State Counsellor Aung San Suu Kyi arrives at Rangoon International Airport to depart for a five-day trip to Japan on 1 November 2016. (Photo: MOI)

A group of 30 Burmese business leaders will travel to Japan on Thursday, following close behind State Counsellor Aung San Suu Kyi, who left today for a five-day visit to the country at the invitation of Japanese Prime Minister Shinzo Abe.

The business delegation will represent a wide variety of industries, from agriculture and manufacturing to healthcare and banking, according to information released by the Union of Myanmar Federation of Chamber of Commerce and Industry (UMFCCI), which organised the trip.

Among those who will be visiting Japan are Zaw Min Win, the UMFCCI’s newly elected chairman, and Thein Han, the managing director of the Myanmar Thilawa SEZ Holdings Public Ltd, which controls investment in the Japanese-backed Thilawa Special Economic Zone near Rangoon.

The visit by the business leaders comes close on the heels of Suu Kyi’s trip, which is also expected to focus on promoting investment opportunities in Burma.

According to the Ministry of Information, Suu Kyi departed from Rangoon International Airport at 7:40am on Tuesday on a Thai Airways International flight. Her trip will be from 1 to 5 November.

Accompanying her were Planning and Finance Minister Kyaw Win, Deputy Minister of the Office of State Counsellor Khin Maung Tin, and officials from the Foreign Affairs Ministry, the Office of the President, the Office of the State Counselor and the Planning and Finance Ministry.

During the trip, Suu Kyi is expected to meet with Abe and other top-level government officials.

Suu Kyi received the invitation to visit Japan during a meeting with Abe on the sidelines of the ASEAN Summit in Laos in September.

She previously visited Japan as opposition leader in April 2013, returning to the country for the first time since she resided there in the 1980s, before becoming the leader of Burma’s pro-democracy movement.

A month later, Abe returned the visit, flying to Burma with promises of almost $1 billion in development aid.
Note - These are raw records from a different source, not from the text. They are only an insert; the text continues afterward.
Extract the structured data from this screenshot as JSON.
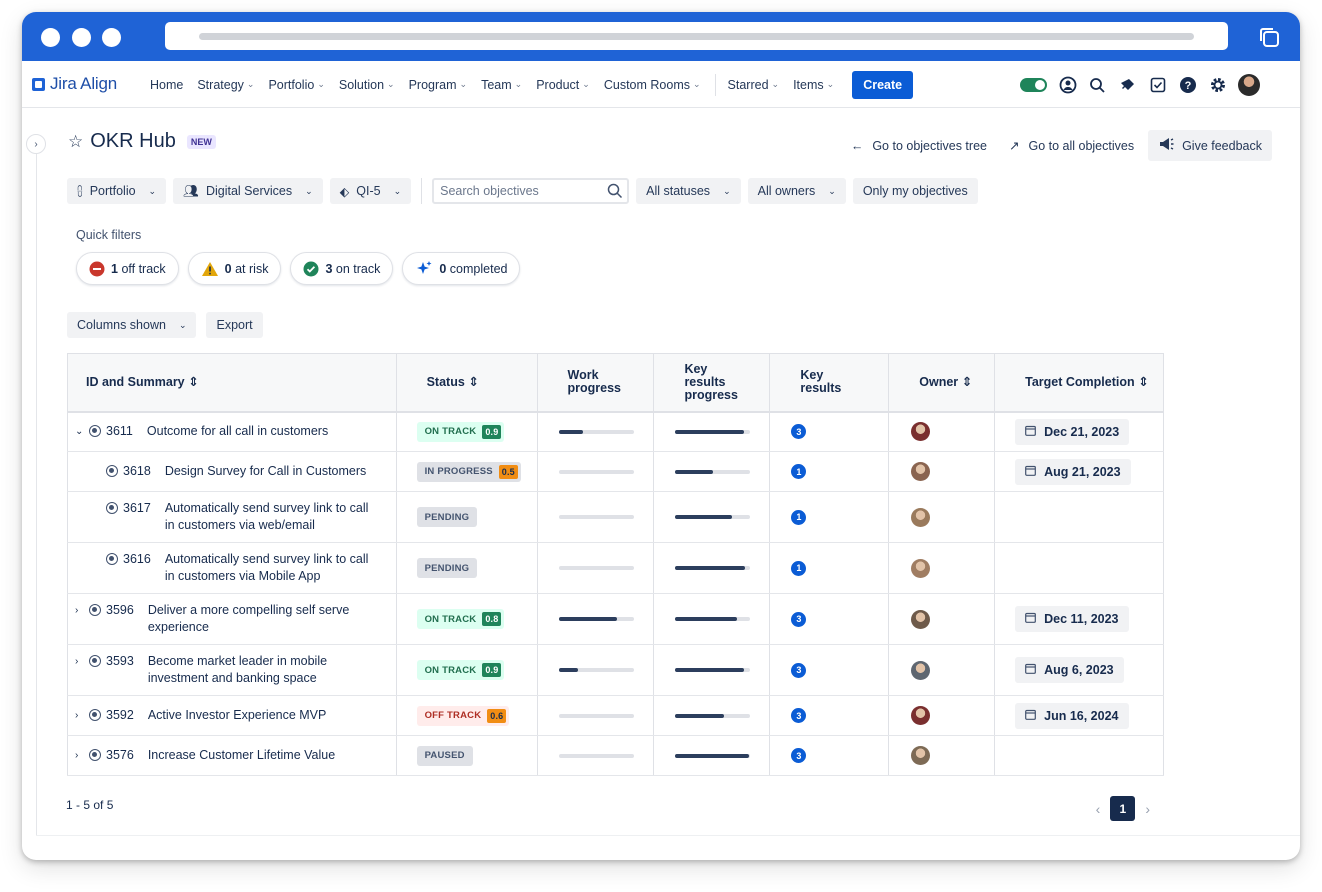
{
  "app": {
    "logo": "Jira Align"
  },
  "nav": {
    "items": [
      {
        "label": "Home",
        "dropdown": false
      },
      {
        "label": "Strategy",
        "dropdown": true
      },
      {
        "label": "Portfolio",
        "dropdown": true
      },
      {
        "label": "Solution",
        "dropdown": true
      },
      {
        "label": "Program",
        "dropdown": true
      },
      {
        "label": "Team",
        "dropdown": true
      },
      {
        "label": "Product",
        "dropdown": true
      },
      {
        "label": "Custom Rooms",
        "dropdown": true
      }
    ],
    "starred": "Starred",
    "items_menu": "Items",
    "create": "Create"
  },
  "page": {
    "title": "OKR Hub",
    "badge": "NEW",
    "go_tree": "Go to objectives tree",
    "go_all": "Go to all objectives",
    "feedback": "Give feedback"
  },
  "filters": {
    "portfolio": "Portfolio",
    "digital": "Digital Services",
    "pi": "QI-5",
    "search_placeholder": "Search objectives",
    "statuses": "All statuses",
    "owners": "All owners",
    "mine": "Only my objectives"
  },
  "quick_filters": {
    "label": "Quick filters",
    "chips": [
      {
        "count": "1",
        "label": "off track",
        "icon": "off-track-icon",
        "color": "#c9372c"
      },
      {
        "count": "0",
        "label": "at risk",
        "icon": "warning-icon",
        "color": "#e2a60b"
      },
      {
        "count": "3",
        "label": "on track",
        "icon": "check-circle-icon",
        "color": "#1f845a"
      },
      {
        "count": "0",
        "label": "completed",
        "icon": "sparkle-icon",
        "color": "#0b5cd5"
      }
    ]
  },
  "tools": {
    "columns": "Columns shown",
    "export": "Export"
  },
  "table": {
    "headers": {
      "id": "ID and Summary",
      "status": "Status",
      "work": [
        "Work",
        "progress"
      ],
      "krp": [
        "Key",
        "results",
        "progress"
      ],
      "kr": [
        "Key",
        "results"
      ],
      "owner": "Owner",
      "target": "Target Completion"
    },
    "rows": [
      {
        "expander": "expanded",
        "indent": 0,
        "id": "3611",
        "summary": [
          "Outcome for all call in customers"
        ],
        "status": "ON TRACK",
        "score": "0.9",
        "status_kind": "ontrack",
        "work": 0.33,
        "krp": 0.92,
        "kr": "3",
        "avatar": "#7a2f2f",
        "date": "Dec 21, 2023",
        "tall": false
      },
      {
        "expander": "none",
        "indent": 1,
        "id": "3618",
        "summary": [
          "Design Survey for Call in Customers"
        ],
        "status": "IN PROGRESS",
        "score": "0.5",
        "status_kind": "inprog",
        "work": 0.0,
        "krp": 0.5,
        "kr": "1",
        "avatar": "#8a6450",
        "date": "Aug 21, 2023",
        "tall": false
      },
      {
        "expander": "none",
        "indent": 1,
        "id": "3617",
        "summary": [
          "Automatically send survey link to call",
          "in customers via web/email"
        ],
        "status": "PENDING",
        "score": "",
        "status_kind": "plain",
        "work": 0.0,
        "krp": 0.76,
        "kr": "1",
        "avatar": "#9a7a5c",
        "date": "",
        "tall": true
      },
      {
        "expander": "none",
        "indent": 1,
        "id": "3616",
        "summary": [
          "Automatically send survey link to call",
          "in customers via Mobile App"
        ],
        "status": "PENDING",
        "score": "",
        "status_kind": "plain",
        "work": 0.0,
        "krp": 0.93,
        "kr": "1",
        "avatar": "#a07d62",
        "date": "",
        "tall": true
      },
      {
        "expander": "collapsed",
        "indent": 0,
        "id": "3596",
        "summary": [
          "Deliver a more compelling self serve",
          "experience"
        ],
        "status": "ON TRACK",
        "score": "0.8",
        "status_kind": "ontrack",
        "work": 0.78,
        "krp": 0.82,
        "kr": "3",
        "avatar": "#6e5a4a",
        "date": "Dec 11, 2023",
        "tall": true
      },
      {
        "expander": "collapsed",
        "indent": 0,
        "id": "3593",
        "summary": [
          "Become market leader in mobile",
          "investment and banking space"
        ],
        "status": "ON TRACK",
        "score": "0.9",
        "status_kind": "ontrack",
        "work": 0.26,
        "krp": 0.92,
        "kr": "3",
        "avatar": "#5e6670",
        "date": "Aug 6, 2023",
        "tall": true
      },
      {
        "expander": "collapsed",
        "indent": 0,
        "id": "3592",
        "summary": [
          "Active Investor Experience MVP"
        ],
        "status": "OFF TRACK",
        "score": "0.6",
        "status_kind": "offtrack",
        "work": 0.0,
        "krp": 0.65,
        "kr": "3",
        "avatar": "#7a2f2f",
        "date": "Jun 16, 2024",
        "tall": false
      },
      {
        "expander": "collapsed",
        "indent": 0,
        "id": "3576",
        "summary": [
          "Increase Customer Lifetime Value"
        ],
        "status": "PAUSED",
        "score": "",
        "status_kind": "plain",
        "work": 0.0,
        "krp": 0.98,
        "kr": "3",
        "avatar": "#7d6a55",
        "date": "",
        "tall": false
      }
    ]
  },
  "pagination": {
    "info": "1 - 5 of 5",
    "current": "1"
  }
}
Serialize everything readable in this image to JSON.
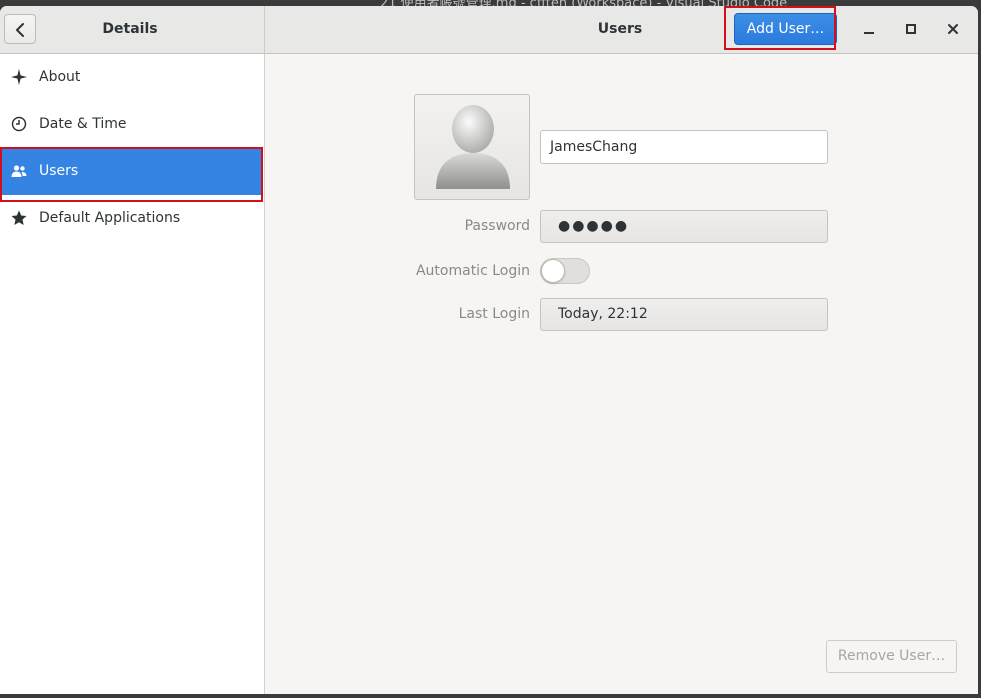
{
  "background_window_title": "21 使用者帳號管理.md - cfften (Workspace) - Visual Studio Code",
  "header": {
    "left_title": "Details",
    "center_title": "Users",
    "add_user_label": "Add User…"
  },
  "sidebar": {
    "items": [
      {
        "label": "About",
        "icon": "sparkle-icon"
      },
      {
        "label": "Date & Time",
        "icon": "clock-icon"
      },
      {
        "label": "Users",
        "icon": "users-icon",
        "selected": true
      },
      {
        "label": "Default Applications",
        "icon": "star-icon"
      }
    ]
  },
  "user": {
    "name": "JamesChang",
    "password_label": "Password",
    "password_value": "●●●●●",
    "auto_login_label": "Automatic Login",
    "auto_login_enabled": false,
    "last_login_label": "Last Login",
    "last_login_value": "Today, 22:12"
  },
  "remove_user_label": "Remove User…",
  "colors": {
    "accent": "#3584e4",
    "highlight": "#d20f1c"
  }
}
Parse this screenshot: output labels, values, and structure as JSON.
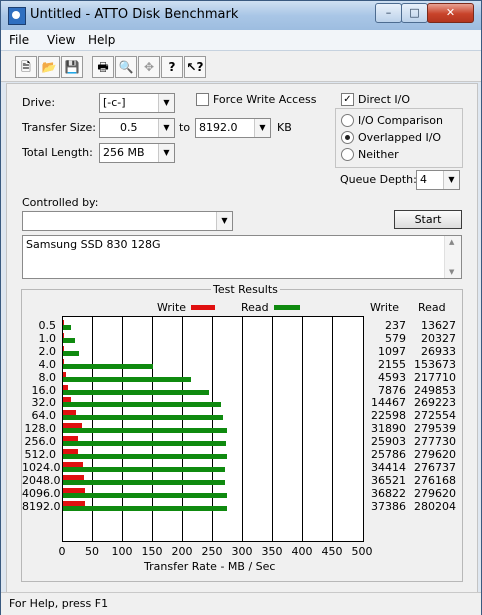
{
  "window": {
    "title": "Untitled - ATTO Disk Benchmark"
  },
  "menu": {
    "items": [
      "File",
      "View",
      "Help"
    ]
  },
  "toolbar": {
    "icons": [
      "new-document-icon",
      "open-folder-icon",
      "save-disk-icon",
      "print-icon",
      "print-preview-icon",
      "move-icon",
      "help-question-icon",
      "context-help-icon"
    ]
  },
  "settings": {
    "drive_label": "Drive:",
    "drive_value": "[-c-]",
    "transfer_size_label": "Transfer Size:",
    "transfer_from": "0.5",
    "to_label": "to",
    "transfer_to": "8192.0",
    "kb_label": "KB",
    "total_length_label": "Total Length:",
    "total_length_value": "256 MB",
    "force_write_label": "Force Write Access",
    "force_write_checked": false,
    "direct_io_label": "Direct I/O",
    "direct_io_checked": true,
    "io_comparison_label": "I/O Comparison",
    "overlapped_io_label": "Overlapped I/O",
    "neither_label": "Neither",
    "selected_mode": "Overlapped I/O",
    "queue_depth_label": "Queue Depth:",
    "queue_depth_value": "4",
    "controlled_by_label": "Controlled by:",
    "controlled_by_value": "",
    "start_label": "Start",
    "description": "Samsung SSD 830 128G"
  },
  "results": {
    "title": "Test Results",
    "write_legend": "Write",
    "read_legend": "Read",
    "write_col_header": "Write",
    "read_col_header": "Read",
    "write_color": "#e01010",
    "read_color": "#0f8a0f",
    "x_axis_label": "Transfer Rate - MB / Sec",
    "x_ticks": [
      "0",
      "50",
      "100",
      "150",
      "200",
      "250",
      "300",
      "350",
      "400",
      "450",
      "500"
    ]
  },
  "chart_data": {
    "type": "bar",
    "orientation": "horizontal",
    "categories": [
      "0.5",
      "1.0",
      "2.0",
      "4.0",
      "8.0",
      "16.0",
      "32.0",
      "64.0",
      "128.0",
      "256.0",
      "512.0",
      "1024.0",
      "2048.0",
      "4096.0",
      "8192.0"
    ],
    "series": [
      {
        "name": "Write",
        "values_kb": [
          237,
          579,
          1097,
          2155,
          4593,
          7876,
          14467,
          22598,
          31890,
          25903,
          25786,
          34414,
          36521,
          36822,
          37386
        ]
      },
      {
        "name": "Read",
        "values_kb": [
          13627,
          20327,
          26933,
          153673,
          217710,
          249853,
          269223,
          272554,
          279539,
          277730,
          279620,
          276737,
          276168,
          279620,
          280204
        ]
      }
    ],
    "xlabel": "Transfer Rate - MB / Sec",
    "xlim": [
      0,
      500
    ],
    "grid": true,
    "legend": "top"
  },
  "status": {
    "text": "For Help, press F1"
  }
}
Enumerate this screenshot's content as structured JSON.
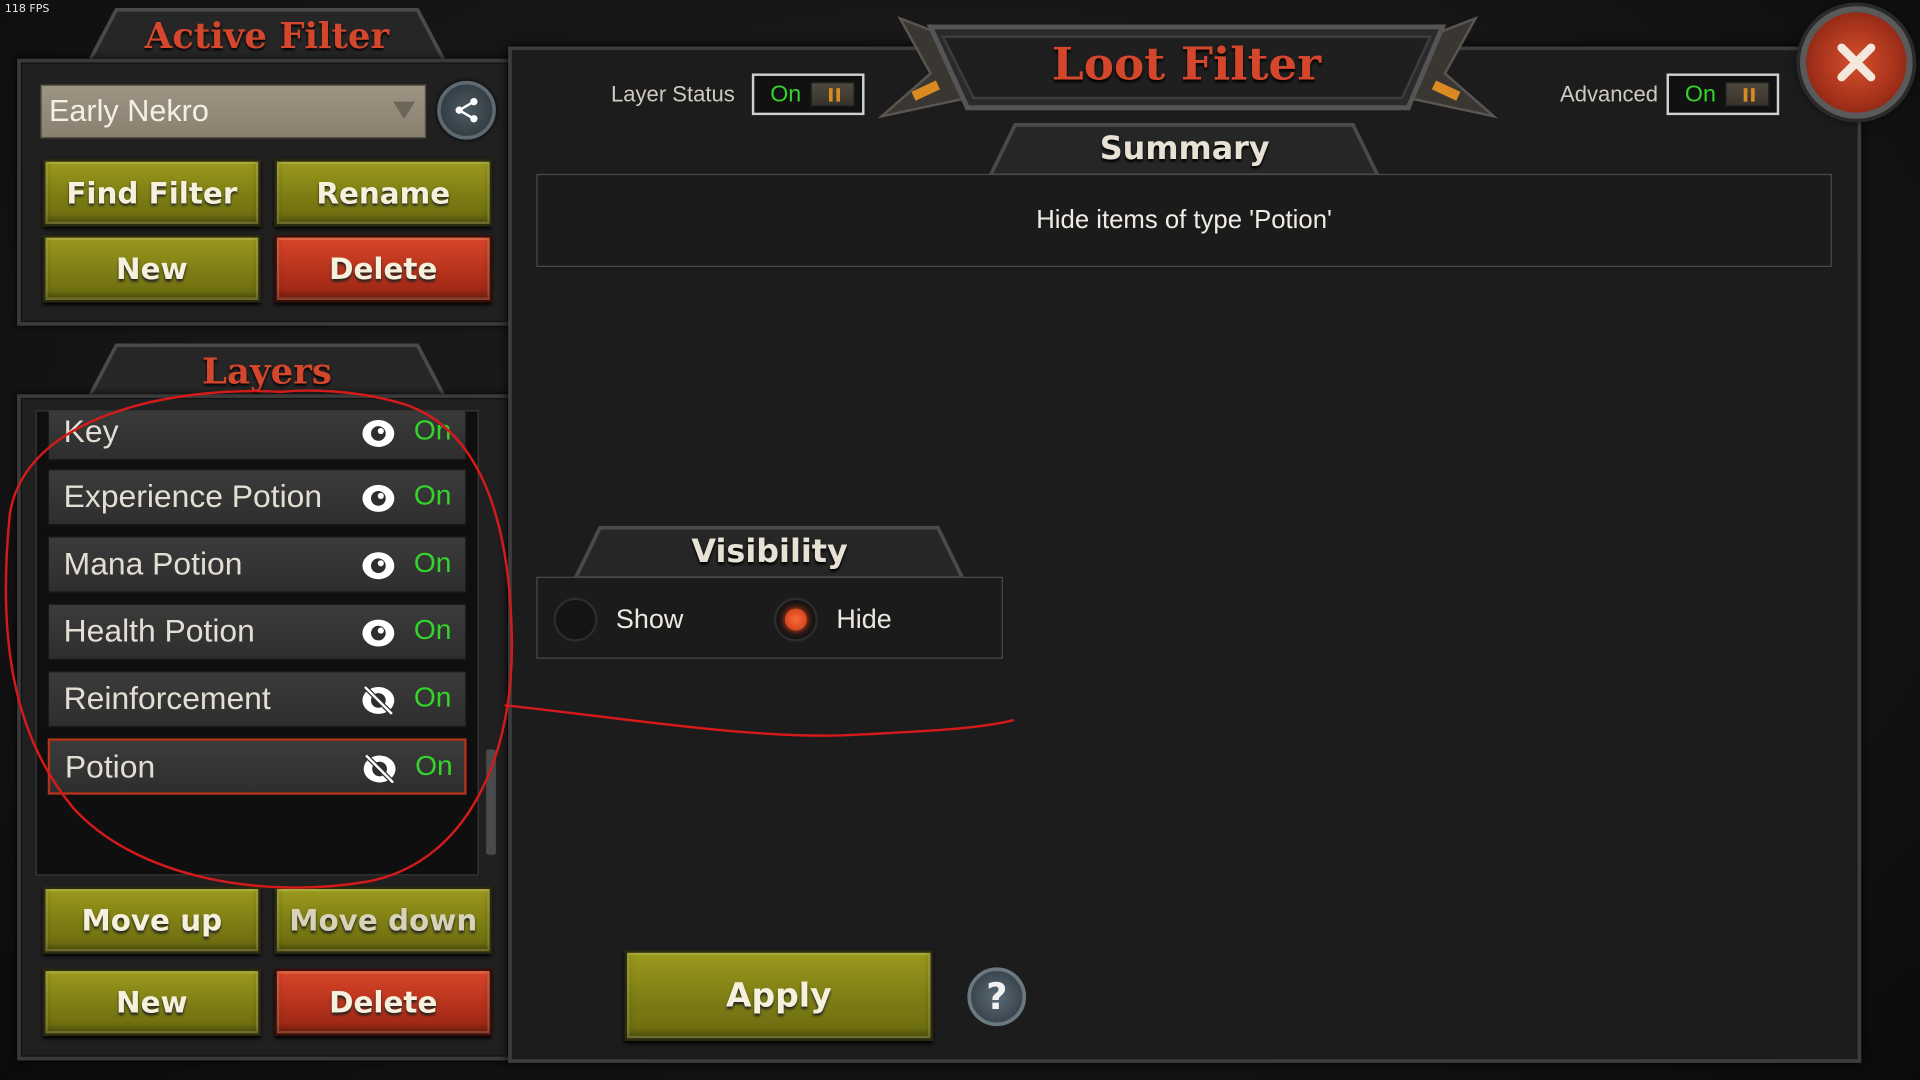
{
  "fps": "118 FPS",
  "active_filter": {
    "title": "Active Filter",
    "selected_filter": "Early Nekro",
    "buttons": {
      "find_filter": "Find Filter",
      "rename": "Rename",
      "new": "New",
      "delete": "Delete"
    }
  },
  "layers": {
    "title": "Layers",
    "items": [
      {
        "label": "Key",
        "visible": true,
        "status": "On",
        "selected": false
      },
      {
        "label": "Experience Potion",
        "visible": true,
        "status": "On",
        "selected": false
      },
      {
        "label": "Mana Potion",
        "visible": true,
        "status": "On",
        "selected": false
      },
      {
        "label": "Health Potion",
        "visible": true,
        "status": "On",
        "selected": false
      },
      {
        "label": "Reinforcement",
        "visible": false,
        "status": "On",
        "selected": false
      },
      {
        "label": "Potion",
        "visible": false,
        "status": "On",
        "selected": true
      }
    ],
    "buttons": {
      "move_up": "Move up",
      "move_down": "Move down",
      "new": "New",
      "delete": "Delete"
    }
  },
  "loot_filter": {
    "title": "Loot Filter",
    "layer_status_label": "Layer Status",
    "layer_status_value": "On",
    "advanced_label": "Advanced",
    "advanced_value": "On",
    "summary_title": "Summary",
    "summary_text": "Hide items of type 'Potion'",
    "visibility_title": "Visibility",
    "visibility_options": {
      "show": "Show",
      "hide": "Hide"
    },
    "visibility_selected": "hide",
    "apply": "Apply",
    "help": "?"
  },
  "colors": {
    "accent_red": "#d4472c",
    "status_green": "#33d42c",
    "button_olive": "#8a8a16",
    "button_red": "#b5321c"
  }
}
Ahead of Suu Kyi’s visit, the Japanese Prime Minister pledged to give full support to Burma’s economic development and national reconciliation process.

 

 

Correction: An earlier version of this story suggested that the UMFCCI-led business delegation would be accompanying State Counsellor Aung San Suu Kyi on her five-day visit to Japan. However, the two visits were organised independently and were scheduled to start two days apart.